Here are a few communication tips and an exercise to begin the process of relating differently. Each step – no matter how small – we take in a new direction breaks the momentum of rutted patterns and old ways of relating.
Tip 1. Avoid black and white language
Never say “never or always.” First of all, nobody does something all the time, and stating such is not only unfair; it is a surefire way to put your partner on the defensive. You sound silly and they are enraged. This does not create a fertile ground for listening or being heard.
Tip 2. Do not assume anything
Not only does assuming reek of arrogance, it steals any chance for mystery and excitement in your relationship. Just because you have been with your partner a long time does not mean you can possibly define the infinite textures of their thoughts, believes, hopes and dreams. Plus, people are fluid, we evolve. Rather than assume, check it out with your partner. When practiced regularly and consciously, this simple tip alone can greatly alter your communication experience.

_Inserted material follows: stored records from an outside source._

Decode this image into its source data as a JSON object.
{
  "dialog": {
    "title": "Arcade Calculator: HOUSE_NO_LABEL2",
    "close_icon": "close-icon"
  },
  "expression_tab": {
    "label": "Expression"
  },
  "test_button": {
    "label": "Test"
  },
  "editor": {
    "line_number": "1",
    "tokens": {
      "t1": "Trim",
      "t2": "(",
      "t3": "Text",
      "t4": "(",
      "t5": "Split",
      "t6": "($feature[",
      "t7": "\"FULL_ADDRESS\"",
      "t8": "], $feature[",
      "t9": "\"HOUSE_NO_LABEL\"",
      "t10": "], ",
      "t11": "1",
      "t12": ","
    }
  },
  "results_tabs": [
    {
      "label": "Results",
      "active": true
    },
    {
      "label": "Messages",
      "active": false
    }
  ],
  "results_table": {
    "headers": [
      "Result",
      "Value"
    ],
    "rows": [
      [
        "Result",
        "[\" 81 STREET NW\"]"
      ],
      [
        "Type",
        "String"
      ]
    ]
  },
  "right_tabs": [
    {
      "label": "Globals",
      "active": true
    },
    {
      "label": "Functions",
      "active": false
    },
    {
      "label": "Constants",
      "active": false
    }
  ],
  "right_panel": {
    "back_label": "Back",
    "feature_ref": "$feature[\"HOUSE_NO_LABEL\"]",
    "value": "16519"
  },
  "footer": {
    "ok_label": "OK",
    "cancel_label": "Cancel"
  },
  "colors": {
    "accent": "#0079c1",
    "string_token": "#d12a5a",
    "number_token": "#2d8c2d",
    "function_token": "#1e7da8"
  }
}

This is a great exercise to cultivate listening skills essential to good communication. At first, only practice this for a minute or two. Later, when your skills develop, you and your partner can practice this for longer periods of time.
The next time your partner tells you they are upset, repeat back to them what you think you heard them say (rather than serving them your defense). Then, let them correct you. They can tell you if you got a piece or all of it right or wrong. It’s surprising how often we don’t hear our partner or get the most important parts totally wrong.
Try it! It is a very revealing and helpful exercise!